The back-to-school season is losing its luster. The traditional college student population is shrinking, according to the Census Bureau--an unexpected development that may be a harbinger of worse times to come for the higher education industry. The number of full-time students attending four-year colleges fell by 337,000 between 2005 and 2006 (the latest data available). This 4 percent decline, to 7.7 million, is unprecedented and occurred although the number of high school graduates is at a record high. The decline also defied projections by the National Center for Education Statistics, which had forecast a rise in full-time enrollment at four-year schools to 8.2 million.
The drop in traditional college enrollment is a sign that the increasingly strapped middle class has reached the tipping point. According to Pew Research Center, 79 percent of Americans say it is harder than it was five years ago for the middle class to maintain its standard of living. That is putting it mildly.
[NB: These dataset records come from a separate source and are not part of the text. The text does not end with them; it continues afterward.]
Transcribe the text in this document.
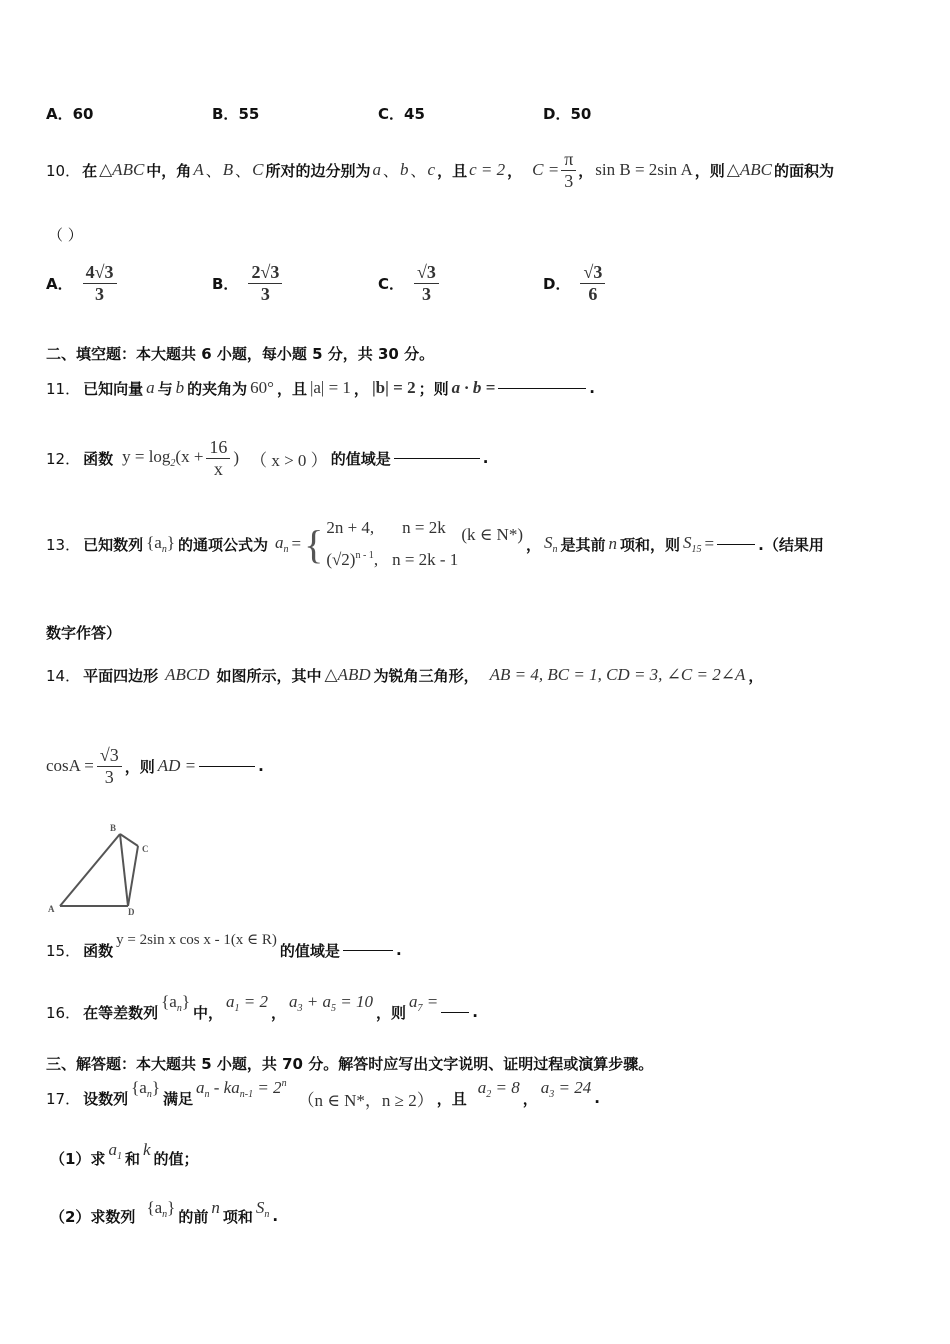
A．60	B．55	C．45	D．50
10． 在 △ABC 中，角 A 、 B 、 C 所对的边分别为 a 、 b 、 c ，且 c = 2 ， $C = \frac{\pi}{3}$ ， sin B = 2sin A ，则 △ABC 的面积为
（ ）
A． $\frac{4√3}{3}$	B． $\frac{2√3}{3}$	C． $\frac{√3}{3}$	D． $\frac{√3}{6}$
二、填空题：本大题共 6 小题，每小题 5 分，共 30 分。
11． 已知向量 a 与 b 的夹角为 60° ，且 |a| = 1 ， |b| = 2 ；则 a · b =	.
12． 函数 $y = \log_2(x + \frac{16}{x}$ ) （ x > 0 ） 的值域是	.
13． 已知数列 $\{a_n\}$ 的通项公式为 $a_n$ = { 2n + 4, n = 2k
$(√2)^{n - 1}$, n = 2k - 1
(k ∈ N*)
， $S_n$ 是其前 n 项和，则 $S_{15}$ =	.（结果用
数字作答）
14． 平面四边形 ABCD 如图所示，其中 △ABD 为锐角三角形， AB = 4, BC = 1, CD = 3, ∠C = 2∠A ，
$\cos A = \frac{√3}{3}$ ，则 AD =	.
B
C
A	D
15． 函数
y = 2sin x cos x - 1(x ∈ R)
的值域是	.
16． 在等差数列
$\{a_n\}$
中，
$a_1 = 2$
，
$a_3 + a_5 = 10$
，则
$a_7$ =
.
三、解答题：本大题共 5 小题，共 70 分。解答时应写出文字说明、证明过程或演算步骤。
17． 设数列
$\{a_n\}$
满足
$a_n - ka_{n-1} = 2^n$
（n ∈ N*，n ≥ 2） ，且
$a_2 = 8$
，
$a_3 = 24$
.
（1）求 $a_1$ 和 k 的值；
（2）求数列 $\{a_n\}$ 的前 n 项和 $S_n$ .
Staring down depreciating houses, gas guzzling cars, rising food prices, stagnant wages, unaffordable health insurance, tightening credit standards, and spiraling college costs, the middle class just blinked. It can no longer afford to keep up appearances--even for the sake of the kids. You know families are in crisis when parents are forced to cut back on their investment in their children. The downturn in full-time college enrollment marks the beginning of a new era for the middle class as it reevaluates the costs and benefits of the traditional college experience.
It's about time. For decades, the nation's 2,600 four-year colleges have brazenly raised prices much faster than the cost of living and still had students knocking down their doors. The college experience became yet another bubble market. The question was not whether the kids would go to college, but which college they would go to. College brands were as much of a status symbol as a Lexus in the driveway. In the competitive frenzy to get their children into the best school at any cost, parents ceased to consider the fundamentals. This explains why the cost of a college education could double between 1976 and 2006 while median family income grew by only 16 percent, after adjusting for inflation. It also explains why two-thirds of bachelor's degree recipients graduate with debt. The biggest increase in debt has occurred among students from the middle class, according to the National Center for Education Statistics.
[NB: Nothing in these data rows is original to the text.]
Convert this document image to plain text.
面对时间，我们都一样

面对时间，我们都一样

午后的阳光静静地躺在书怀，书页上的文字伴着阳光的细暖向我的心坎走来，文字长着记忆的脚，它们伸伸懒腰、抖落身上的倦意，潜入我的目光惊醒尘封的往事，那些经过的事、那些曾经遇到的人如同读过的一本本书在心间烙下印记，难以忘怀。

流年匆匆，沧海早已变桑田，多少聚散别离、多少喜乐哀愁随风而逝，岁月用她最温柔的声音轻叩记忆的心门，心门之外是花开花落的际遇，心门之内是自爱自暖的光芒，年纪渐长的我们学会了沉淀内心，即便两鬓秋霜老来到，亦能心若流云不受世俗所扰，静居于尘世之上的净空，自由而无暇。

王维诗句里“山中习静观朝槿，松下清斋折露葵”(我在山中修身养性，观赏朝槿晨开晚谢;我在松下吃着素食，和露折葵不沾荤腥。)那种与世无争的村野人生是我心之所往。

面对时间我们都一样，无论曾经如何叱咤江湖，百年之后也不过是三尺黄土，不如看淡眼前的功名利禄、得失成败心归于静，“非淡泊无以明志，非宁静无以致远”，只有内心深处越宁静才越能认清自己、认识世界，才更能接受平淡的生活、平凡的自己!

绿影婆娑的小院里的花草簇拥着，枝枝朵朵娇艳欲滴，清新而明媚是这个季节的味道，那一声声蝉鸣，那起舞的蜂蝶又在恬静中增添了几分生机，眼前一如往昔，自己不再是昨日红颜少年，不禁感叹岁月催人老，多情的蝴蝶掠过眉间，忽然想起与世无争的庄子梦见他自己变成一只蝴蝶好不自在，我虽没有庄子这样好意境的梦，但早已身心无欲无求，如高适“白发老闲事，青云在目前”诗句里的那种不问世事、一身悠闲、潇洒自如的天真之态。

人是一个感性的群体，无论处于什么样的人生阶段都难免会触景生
With the economy teetering on recession, credit tightening, and housing values falling, the cost of the traditional college experience now far exceeds what the middle class can afford. The bubble has burst. To be sure, millions of young adults still yearn for the traditional college experience and are scrambling to pay the bills. Applications for federal student aid were up 17 percent through the first six months of this year, according to U.S. News & World Report. But many will be disappointed with the increasingly meager federal handouts. Four-year colleges have become so expensive that the maximum Pell grant covers only 32 percent of the average price of a public school--down from 52 percent two decades ago, according to the College Board.
The American middle class is rearranging its priorities. This may be bad news for overpriced four-year schools. But it is not necessarily bad news for financially savvy families, who have boosted the number of full-time students at two-year colleges to an all-time high.
1 comment:
Cheryl,
These unexpected results are curious. Your arguement about the financial condition of households is not consistant with the Federal Reserve's survey of household financial conditions (or your own previous observations re: PSE.) Are there other possible causes? Is it possible that taking a year off before college has taken hold among to 10% households?